Доброжелательные очевидцы сообщили подробности. Андрей, сойдя с лестницы, вошел в контакт с витриной, рассердившись, разбил ее и стал кидать в толпу алмазы, оказавшиеся там. Набежали милиционеры, и Андрей вступил, уже не в первый раз, в неравный бой с силами тоталитаризма.

– Небось, Бунин Иван Алексеич не гулял так! – сказал нам интеллигентный начальник отделения, куда вскоре нас привели.

– Ну как же! – воскликнул я. – Вспомните – в девятом томе Иван Алексеевич пишет, что однажды Шаляпин, Федор Иваныч, на закорках из ресторана нес его!

– Вот я и говорю: вы – будущее нашей культуры! Так и гуляйте достойно! – мягко сказал нам начальник.

Возможно, он этого не говорил – но мы и сами все поняли.

– Понимаете – первый крупный гонорар! – сказал я. – Обещаем вести себя достойно. Место обязывает!

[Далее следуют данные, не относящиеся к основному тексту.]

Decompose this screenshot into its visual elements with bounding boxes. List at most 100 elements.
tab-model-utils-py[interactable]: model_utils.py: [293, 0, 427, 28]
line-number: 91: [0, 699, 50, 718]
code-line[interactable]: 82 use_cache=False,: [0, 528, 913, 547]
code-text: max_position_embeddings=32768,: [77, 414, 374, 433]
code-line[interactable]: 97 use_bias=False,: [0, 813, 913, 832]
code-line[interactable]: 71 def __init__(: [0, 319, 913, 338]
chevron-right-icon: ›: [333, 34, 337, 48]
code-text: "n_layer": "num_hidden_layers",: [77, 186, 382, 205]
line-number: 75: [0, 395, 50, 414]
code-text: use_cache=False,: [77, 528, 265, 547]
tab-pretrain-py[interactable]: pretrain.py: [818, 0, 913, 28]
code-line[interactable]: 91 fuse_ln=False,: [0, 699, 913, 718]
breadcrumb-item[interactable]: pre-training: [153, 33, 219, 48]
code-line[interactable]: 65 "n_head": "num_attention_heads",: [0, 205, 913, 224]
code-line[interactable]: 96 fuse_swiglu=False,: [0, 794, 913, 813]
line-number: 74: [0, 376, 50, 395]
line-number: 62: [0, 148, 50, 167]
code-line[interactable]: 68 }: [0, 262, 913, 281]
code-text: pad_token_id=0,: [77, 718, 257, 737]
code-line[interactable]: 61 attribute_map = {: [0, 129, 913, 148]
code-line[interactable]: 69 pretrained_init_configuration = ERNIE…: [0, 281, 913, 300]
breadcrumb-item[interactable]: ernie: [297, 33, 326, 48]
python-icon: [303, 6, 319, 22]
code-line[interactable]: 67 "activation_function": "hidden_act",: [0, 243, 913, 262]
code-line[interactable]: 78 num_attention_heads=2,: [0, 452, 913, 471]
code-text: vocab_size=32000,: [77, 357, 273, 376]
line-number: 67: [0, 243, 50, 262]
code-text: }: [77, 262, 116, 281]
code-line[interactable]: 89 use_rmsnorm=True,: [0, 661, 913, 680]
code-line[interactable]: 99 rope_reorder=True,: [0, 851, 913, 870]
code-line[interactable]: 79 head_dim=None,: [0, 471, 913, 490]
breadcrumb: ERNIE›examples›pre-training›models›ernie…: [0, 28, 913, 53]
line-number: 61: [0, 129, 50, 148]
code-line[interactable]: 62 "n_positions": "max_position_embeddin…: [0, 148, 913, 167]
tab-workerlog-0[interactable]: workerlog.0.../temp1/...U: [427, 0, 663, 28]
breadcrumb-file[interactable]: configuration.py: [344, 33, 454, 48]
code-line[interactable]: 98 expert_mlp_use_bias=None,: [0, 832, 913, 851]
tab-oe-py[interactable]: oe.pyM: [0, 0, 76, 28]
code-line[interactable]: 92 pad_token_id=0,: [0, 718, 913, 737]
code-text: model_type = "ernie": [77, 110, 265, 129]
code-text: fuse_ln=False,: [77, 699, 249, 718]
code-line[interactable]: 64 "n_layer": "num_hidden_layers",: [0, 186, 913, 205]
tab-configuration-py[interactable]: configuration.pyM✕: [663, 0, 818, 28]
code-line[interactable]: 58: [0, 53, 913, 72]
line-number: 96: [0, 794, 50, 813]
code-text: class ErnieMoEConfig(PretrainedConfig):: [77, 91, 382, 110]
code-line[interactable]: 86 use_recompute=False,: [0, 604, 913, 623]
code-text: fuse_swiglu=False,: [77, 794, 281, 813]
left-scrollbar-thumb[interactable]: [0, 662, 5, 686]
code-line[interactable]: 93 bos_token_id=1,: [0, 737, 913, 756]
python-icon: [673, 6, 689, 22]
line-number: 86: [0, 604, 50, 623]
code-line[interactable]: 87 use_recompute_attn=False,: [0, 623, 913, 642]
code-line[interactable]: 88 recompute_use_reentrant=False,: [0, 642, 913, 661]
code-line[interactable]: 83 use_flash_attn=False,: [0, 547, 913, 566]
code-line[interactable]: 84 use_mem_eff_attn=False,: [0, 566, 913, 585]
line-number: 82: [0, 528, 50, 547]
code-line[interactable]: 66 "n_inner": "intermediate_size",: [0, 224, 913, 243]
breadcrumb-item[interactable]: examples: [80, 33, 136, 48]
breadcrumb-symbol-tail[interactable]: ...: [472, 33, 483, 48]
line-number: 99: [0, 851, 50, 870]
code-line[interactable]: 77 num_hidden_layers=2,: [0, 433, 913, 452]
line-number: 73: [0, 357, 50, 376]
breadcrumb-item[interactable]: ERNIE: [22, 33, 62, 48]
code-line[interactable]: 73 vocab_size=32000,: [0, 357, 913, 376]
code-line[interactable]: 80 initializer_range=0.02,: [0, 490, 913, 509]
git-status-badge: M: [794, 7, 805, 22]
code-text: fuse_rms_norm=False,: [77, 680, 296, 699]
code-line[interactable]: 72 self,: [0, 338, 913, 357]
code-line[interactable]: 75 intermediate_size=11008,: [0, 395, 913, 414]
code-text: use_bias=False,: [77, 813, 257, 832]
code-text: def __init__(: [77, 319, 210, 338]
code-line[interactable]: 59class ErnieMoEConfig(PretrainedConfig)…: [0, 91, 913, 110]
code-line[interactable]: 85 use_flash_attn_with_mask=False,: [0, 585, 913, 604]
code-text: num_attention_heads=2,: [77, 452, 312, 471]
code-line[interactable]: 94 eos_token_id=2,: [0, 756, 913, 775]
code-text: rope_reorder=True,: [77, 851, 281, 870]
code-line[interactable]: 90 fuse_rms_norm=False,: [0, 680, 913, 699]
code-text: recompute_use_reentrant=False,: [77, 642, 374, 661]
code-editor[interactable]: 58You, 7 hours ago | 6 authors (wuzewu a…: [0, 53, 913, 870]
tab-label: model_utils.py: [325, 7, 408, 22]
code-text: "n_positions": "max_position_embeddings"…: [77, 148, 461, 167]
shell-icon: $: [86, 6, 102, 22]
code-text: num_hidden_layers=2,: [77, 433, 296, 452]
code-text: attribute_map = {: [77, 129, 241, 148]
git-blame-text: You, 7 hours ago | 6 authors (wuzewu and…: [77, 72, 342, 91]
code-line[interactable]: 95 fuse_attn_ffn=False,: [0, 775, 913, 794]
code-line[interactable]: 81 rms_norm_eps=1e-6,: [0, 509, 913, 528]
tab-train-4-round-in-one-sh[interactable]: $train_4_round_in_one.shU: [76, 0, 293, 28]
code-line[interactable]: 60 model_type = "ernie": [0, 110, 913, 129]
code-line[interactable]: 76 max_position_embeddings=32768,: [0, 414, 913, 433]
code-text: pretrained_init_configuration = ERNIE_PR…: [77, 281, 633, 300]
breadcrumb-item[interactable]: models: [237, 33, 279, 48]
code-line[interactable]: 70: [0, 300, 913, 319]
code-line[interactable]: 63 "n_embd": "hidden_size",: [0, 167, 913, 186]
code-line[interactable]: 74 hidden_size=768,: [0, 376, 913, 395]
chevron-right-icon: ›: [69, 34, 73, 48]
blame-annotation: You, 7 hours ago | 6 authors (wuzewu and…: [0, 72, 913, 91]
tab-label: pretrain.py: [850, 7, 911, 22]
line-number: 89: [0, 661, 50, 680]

– Ну, вы же культурные, я вижу, ребята! – это он точно сказал.

И тут в это невыразительное подвальное помещение вошли, сутулясь и слегка покачиваясь (видимо, от усталости), наши спутницы.

– Вот и девушки хорошие у вас! – окончательно подобрел начальник.

И мы вернулись за наш столик! Увидев нас, Саня Колпашников радостно вскинул свой золотой саксофон.

– Моим друзьям-писателям и их очаровательным спутницам!

И грянуло знаменитое «Когда святые маршируют»! Мы снова бросились в пляс. Чем заслужили мы такое счастье уже тогда? Наверное, то был аванс, и мы потом постарались его отработать.